Permasalahan-permasalahan itu muncul seiring dengan tingkat kematangan masyarakat. Ketidakadilan terjadi karena kurangnya rasa kesadaran akan esensi dari tujuan negara sebagai lembaga penjamin hak-hak masyarakat. Seperti contoh kasus dalam ranah hukum. Ketika hukum sudah ditegakkan, secara otomatis keadilan terhadap hukum tersebut juga harus ditegakkan tanpa membedakan status sosial antar masyarakat.
Di dalam Islam keadilan sosial berlandaskan pada norma-norma dan nilai-nilai agama. Keadilan dalam Islam adalah fondasi dan pilar penyangga kebebasaan ekonomi yang berdiri di atas pemulihan fitrah dan harkat manusia. Keadilan sosial adalah keadilan yang berdasarkan norma-norma dan nilai-nilai agama dalam sistem sosial serta lebih bersifat Illahiah.
Pandangan dalam Islam terkhusus para teolog keadilan merupakan konsep yang abstrak dan idealis, diungkapkan dalam istilah-istilah yang unggul dan sempurna, dan tidak berdasarkan kepada realitas sosial.
Dari hal ini Ibnu Khaldun perpegang pada prinsip tersebut, dimana semua lapisan masyarakat harus merasakan keadilan dan kesejahteraan yang merupakan impian serta dijadikan cita-cita dalam mencapai kebahagiaan. Keadilan menurutnya sendiri tidak terpisah dalam suatu sistem pemerintah. Bahkan menurut Ibn Khaldūn keadilan digunakan untuk suatu kedudukan dan bahkan tugas keagamaan. Sistem keadilan yang dibentuk berdasarkan pada solidaritas sosial yang berada di atas pondasi solidaritas individu yang menimbulkan rasa kasih-sayang dan saling membantu satu dengan yang lainnya. dengan kata lain nafas keadilan menurut Ibnu Khaldūn adalah solidaritas.

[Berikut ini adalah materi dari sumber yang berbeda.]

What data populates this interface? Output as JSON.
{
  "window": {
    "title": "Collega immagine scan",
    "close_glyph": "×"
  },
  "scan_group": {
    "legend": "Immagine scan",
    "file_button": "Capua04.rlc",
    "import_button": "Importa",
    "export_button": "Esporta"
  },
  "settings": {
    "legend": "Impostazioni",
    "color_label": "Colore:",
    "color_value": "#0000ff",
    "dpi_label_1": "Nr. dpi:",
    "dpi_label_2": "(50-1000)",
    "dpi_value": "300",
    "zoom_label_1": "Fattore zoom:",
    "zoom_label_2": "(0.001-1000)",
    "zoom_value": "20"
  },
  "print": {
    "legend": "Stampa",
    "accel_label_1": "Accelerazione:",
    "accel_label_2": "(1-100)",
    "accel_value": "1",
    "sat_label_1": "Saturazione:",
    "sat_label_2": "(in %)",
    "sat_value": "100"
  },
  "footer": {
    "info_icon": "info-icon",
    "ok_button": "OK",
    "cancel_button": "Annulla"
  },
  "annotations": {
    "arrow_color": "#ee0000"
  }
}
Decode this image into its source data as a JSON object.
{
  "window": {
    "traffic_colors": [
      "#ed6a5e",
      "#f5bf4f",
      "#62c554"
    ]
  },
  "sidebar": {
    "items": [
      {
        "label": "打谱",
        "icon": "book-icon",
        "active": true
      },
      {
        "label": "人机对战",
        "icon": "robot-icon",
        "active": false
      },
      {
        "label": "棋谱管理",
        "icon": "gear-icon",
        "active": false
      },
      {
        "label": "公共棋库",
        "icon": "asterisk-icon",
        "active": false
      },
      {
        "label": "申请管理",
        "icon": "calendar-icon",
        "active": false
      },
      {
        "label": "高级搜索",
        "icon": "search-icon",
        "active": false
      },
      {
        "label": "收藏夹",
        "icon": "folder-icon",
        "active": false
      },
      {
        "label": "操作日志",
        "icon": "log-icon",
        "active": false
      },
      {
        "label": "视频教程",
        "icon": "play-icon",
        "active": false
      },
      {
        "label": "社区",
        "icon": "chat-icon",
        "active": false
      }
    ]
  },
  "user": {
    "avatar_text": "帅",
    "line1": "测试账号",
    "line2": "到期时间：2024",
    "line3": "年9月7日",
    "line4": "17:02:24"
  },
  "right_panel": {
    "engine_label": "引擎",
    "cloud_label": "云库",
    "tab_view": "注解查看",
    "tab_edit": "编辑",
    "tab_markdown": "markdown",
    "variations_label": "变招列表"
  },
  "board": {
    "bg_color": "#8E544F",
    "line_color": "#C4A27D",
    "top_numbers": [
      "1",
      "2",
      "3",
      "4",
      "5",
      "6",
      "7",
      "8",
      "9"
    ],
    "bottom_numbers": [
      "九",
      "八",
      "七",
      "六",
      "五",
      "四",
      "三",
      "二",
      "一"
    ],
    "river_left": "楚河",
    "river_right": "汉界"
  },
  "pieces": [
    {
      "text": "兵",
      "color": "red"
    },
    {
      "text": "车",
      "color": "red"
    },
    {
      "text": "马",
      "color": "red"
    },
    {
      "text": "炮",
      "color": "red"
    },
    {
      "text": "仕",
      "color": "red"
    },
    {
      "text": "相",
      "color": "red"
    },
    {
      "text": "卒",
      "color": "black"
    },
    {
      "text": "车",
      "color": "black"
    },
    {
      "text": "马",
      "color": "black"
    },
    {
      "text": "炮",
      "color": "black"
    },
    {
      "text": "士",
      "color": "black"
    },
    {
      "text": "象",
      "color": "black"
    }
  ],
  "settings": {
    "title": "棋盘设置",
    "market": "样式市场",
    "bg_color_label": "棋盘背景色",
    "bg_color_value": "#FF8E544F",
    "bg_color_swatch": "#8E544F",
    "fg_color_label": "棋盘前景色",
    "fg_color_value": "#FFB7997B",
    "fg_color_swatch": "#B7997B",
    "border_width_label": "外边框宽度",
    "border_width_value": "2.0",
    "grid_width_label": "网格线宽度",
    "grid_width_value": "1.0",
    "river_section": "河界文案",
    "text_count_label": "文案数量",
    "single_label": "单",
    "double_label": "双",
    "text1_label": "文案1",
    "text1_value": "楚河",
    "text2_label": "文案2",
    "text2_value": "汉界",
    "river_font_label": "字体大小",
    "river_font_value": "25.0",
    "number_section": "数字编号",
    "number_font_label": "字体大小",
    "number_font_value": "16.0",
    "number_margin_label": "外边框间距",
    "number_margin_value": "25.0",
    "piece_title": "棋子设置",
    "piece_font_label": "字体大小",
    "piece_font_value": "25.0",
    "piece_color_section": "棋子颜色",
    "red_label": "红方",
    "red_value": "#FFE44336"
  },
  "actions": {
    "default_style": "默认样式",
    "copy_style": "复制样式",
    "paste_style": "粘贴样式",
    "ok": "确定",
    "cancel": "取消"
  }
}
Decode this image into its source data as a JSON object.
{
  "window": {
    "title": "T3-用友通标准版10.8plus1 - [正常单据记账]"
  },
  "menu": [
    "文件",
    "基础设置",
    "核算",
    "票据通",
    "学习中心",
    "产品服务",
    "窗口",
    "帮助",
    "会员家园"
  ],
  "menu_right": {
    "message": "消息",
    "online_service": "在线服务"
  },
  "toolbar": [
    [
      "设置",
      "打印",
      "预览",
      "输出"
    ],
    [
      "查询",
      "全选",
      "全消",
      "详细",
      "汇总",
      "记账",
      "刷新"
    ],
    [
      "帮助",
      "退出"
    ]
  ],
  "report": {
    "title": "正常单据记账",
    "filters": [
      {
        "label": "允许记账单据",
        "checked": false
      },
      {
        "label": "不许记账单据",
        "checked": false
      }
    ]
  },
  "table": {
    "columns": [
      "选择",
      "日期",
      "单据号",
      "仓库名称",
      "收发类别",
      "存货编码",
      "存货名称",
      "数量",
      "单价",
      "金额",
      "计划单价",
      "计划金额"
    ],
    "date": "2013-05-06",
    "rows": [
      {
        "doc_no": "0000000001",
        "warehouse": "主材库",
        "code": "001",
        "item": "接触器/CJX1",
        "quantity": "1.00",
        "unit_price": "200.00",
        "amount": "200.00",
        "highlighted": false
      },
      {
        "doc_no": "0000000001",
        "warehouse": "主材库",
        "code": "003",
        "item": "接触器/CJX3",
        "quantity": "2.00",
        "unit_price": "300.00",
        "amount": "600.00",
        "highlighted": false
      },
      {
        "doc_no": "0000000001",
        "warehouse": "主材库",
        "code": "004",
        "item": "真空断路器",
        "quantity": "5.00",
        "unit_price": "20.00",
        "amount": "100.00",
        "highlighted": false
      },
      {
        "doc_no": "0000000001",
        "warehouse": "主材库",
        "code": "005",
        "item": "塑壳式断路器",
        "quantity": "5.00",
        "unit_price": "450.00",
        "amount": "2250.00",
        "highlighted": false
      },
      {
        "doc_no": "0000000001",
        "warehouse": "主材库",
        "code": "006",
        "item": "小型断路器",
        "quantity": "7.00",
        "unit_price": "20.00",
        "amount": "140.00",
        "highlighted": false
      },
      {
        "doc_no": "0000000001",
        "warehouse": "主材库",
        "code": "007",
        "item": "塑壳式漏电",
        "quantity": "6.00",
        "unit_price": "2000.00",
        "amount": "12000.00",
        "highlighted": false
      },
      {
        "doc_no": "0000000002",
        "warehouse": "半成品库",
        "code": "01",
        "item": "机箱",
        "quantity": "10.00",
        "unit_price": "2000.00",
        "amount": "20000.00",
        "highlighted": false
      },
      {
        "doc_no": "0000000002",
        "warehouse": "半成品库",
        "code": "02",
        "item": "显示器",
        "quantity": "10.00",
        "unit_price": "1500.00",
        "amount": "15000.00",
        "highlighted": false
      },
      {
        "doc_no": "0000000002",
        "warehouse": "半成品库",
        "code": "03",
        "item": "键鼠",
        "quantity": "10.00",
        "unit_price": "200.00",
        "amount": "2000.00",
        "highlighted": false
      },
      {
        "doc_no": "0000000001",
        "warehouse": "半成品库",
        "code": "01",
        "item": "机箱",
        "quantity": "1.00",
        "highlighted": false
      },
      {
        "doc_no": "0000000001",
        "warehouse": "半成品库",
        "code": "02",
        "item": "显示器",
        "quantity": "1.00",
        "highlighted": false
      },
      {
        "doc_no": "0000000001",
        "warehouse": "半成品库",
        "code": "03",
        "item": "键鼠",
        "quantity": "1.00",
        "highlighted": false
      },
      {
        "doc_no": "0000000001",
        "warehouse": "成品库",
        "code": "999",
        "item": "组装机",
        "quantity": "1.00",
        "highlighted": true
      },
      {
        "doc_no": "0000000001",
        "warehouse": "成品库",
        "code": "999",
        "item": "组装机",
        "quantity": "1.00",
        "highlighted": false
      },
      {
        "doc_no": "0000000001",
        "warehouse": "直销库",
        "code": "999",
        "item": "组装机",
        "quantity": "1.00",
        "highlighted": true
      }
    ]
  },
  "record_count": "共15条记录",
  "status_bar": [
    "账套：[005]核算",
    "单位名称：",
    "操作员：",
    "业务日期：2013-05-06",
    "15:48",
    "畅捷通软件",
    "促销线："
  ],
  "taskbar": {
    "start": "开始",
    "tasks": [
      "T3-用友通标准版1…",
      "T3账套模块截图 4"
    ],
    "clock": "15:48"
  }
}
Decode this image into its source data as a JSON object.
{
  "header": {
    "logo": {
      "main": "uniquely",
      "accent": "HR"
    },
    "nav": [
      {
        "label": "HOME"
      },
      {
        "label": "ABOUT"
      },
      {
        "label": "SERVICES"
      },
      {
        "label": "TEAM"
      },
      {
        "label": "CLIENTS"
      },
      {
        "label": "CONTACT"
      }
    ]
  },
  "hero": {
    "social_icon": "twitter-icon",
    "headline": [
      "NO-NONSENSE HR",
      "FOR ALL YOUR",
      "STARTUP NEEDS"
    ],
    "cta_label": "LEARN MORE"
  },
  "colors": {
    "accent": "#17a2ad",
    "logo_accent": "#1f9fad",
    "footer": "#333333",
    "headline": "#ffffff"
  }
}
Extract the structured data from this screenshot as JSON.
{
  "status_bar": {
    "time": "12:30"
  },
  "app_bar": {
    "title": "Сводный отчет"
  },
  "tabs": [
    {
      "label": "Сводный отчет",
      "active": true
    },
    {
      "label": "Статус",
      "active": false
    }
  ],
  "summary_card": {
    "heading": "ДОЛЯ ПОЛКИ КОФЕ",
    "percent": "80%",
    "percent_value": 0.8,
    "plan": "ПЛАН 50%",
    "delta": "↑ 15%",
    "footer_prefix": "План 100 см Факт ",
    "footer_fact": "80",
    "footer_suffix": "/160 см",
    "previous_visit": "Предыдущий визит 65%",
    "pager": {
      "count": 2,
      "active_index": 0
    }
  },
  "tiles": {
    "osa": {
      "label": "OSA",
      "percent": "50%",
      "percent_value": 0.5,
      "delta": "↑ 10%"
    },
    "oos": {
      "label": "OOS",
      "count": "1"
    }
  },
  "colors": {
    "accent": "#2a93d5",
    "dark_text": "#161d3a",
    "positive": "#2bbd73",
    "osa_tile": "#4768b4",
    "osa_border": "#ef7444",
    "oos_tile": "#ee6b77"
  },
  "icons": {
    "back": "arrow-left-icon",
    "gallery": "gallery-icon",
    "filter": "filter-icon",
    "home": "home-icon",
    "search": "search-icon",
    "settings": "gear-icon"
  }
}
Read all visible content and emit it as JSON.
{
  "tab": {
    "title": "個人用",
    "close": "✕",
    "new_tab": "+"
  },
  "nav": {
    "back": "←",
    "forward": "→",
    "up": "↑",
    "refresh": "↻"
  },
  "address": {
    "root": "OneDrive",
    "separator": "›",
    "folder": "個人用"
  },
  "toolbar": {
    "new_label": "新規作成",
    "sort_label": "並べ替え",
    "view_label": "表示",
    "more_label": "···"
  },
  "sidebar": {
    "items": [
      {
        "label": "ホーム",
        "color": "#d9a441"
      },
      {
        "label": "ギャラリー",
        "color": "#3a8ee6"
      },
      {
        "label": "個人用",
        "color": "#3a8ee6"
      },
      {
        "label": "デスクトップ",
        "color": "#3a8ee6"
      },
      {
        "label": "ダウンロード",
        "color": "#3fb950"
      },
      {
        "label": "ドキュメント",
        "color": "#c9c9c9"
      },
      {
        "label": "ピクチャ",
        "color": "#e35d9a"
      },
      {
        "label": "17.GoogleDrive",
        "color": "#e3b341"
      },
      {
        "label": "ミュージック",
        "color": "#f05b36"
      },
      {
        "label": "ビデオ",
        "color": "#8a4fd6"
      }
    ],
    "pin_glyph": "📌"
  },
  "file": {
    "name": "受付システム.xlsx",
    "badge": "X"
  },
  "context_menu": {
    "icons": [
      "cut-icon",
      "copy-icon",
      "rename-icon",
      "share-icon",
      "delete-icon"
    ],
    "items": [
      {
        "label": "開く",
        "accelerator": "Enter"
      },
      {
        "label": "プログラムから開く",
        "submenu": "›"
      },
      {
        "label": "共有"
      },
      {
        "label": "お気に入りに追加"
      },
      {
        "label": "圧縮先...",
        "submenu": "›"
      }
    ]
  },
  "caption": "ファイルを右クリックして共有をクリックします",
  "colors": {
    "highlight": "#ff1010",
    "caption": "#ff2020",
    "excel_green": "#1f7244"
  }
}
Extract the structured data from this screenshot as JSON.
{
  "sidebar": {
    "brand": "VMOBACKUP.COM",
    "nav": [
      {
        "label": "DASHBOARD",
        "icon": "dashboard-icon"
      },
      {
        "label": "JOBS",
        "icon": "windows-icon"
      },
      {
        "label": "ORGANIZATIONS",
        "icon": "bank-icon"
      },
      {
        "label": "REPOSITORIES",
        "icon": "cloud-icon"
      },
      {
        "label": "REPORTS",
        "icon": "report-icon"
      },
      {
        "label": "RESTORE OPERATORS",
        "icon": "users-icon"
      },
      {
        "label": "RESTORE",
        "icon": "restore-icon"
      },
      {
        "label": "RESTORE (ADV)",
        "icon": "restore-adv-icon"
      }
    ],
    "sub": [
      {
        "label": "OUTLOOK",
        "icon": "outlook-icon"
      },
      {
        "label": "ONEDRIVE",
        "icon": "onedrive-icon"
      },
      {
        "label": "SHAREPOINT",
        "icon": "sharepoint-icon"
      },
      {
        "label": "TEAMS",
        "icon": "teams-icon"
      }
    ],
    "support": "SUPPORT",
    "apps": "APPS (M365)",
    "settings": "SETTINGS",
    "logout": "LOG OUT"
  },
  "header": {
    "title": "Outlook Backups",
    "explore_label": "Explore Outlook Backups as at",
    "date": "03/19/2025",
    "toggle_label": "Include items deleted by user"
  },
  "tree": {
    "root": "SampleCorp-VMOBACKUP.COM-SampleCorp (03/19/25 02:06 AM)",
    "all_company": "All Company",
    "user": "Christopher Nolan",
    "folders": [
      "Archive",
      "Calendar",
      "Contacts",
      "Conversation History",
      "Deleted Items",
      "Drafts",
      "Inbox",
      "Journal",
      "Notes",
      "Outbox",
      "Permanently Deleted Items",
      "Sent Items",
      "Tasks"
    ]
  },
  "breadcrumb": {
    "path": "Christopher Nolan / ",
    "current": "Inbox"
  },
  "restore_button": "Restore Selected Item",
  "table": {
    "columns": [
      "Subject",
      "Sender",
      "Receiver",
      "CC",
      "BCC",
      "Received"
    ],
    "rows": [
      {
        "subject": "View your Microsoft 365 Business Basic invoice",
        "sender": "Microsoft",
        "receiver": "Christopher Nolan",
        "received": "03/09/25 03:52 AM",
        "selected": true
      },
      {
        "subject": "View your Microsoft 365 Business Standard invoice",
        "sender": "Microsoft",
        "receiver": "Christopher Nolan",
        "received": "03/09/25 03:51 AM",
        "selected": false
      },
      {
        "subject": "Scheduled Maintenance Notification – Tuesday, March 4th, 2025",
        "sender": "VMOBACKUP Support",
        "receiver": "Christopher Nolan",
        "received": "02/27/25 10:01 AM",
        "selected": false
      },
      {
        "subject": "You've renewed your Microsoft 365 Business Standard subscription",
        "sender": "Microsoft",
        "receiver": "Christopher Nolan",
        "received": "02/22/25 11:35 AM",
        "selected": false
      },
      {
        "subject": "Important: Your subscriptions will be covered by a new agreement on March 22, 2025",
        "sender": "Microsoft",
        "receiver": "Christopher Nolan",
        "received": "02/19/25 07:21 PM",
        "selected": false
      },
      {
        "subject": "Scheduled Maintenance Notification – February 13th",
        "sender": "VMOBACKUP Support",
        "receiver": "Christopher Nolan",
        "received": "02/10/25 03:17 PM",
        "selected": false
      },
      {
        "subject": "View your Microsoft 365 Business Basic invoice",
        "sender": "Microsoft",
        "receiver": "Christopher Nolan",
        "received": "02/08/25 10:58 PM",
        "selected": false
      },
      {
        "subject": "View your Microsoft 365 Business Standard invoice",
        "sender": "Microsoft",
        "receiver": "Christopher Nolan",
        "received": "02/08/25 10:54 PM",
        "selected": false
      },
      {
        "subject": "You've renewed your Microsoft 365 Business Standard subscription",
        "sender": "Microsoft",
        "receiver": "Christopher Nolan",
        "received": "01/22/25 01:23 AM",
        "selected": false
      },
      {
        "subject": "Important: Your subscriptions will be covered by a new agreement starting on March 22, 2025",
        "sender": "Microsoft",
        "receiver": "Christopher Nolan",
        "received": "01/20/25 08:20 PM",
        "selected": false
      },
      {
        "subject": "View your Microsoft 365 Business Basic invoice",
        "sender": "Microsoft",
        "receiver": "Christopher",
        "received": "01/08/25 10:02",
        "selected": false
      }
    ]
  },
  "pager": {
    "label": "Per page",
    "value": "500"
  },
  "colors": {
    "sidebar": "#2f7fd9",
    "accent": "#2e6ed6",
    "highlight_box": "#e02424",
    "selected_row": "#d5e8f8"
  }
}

Dalam kasus persamaan hak-hak manusia yang menjadi postulat penting sebagai syarat dan konsekuensi tegaknya keadilan dalam hal ini berkaitan dengan hukum, Ibnu Khaldun memakai term solidaritas atau yang disebut sebagai ‘Ashabiyyah disini untuk menjelaskan bahwa disini dikembangkan pada proses awal dimaknai sebagai perasaan nasab, baik karena pertalian darah atau pertalian kesukuan. Perasaan yang demikian akan mengikat mereka dalam sebuah solidaritas kolektif. Dengan adanya ‘Aṣābiyyah dalam komunitas manusia, maka akan timbul rasa cinta dan kepedulian yang tinggi terhadap komunitasnya, bahkan mereka berupaya untuk senantiasa mempertahankannya.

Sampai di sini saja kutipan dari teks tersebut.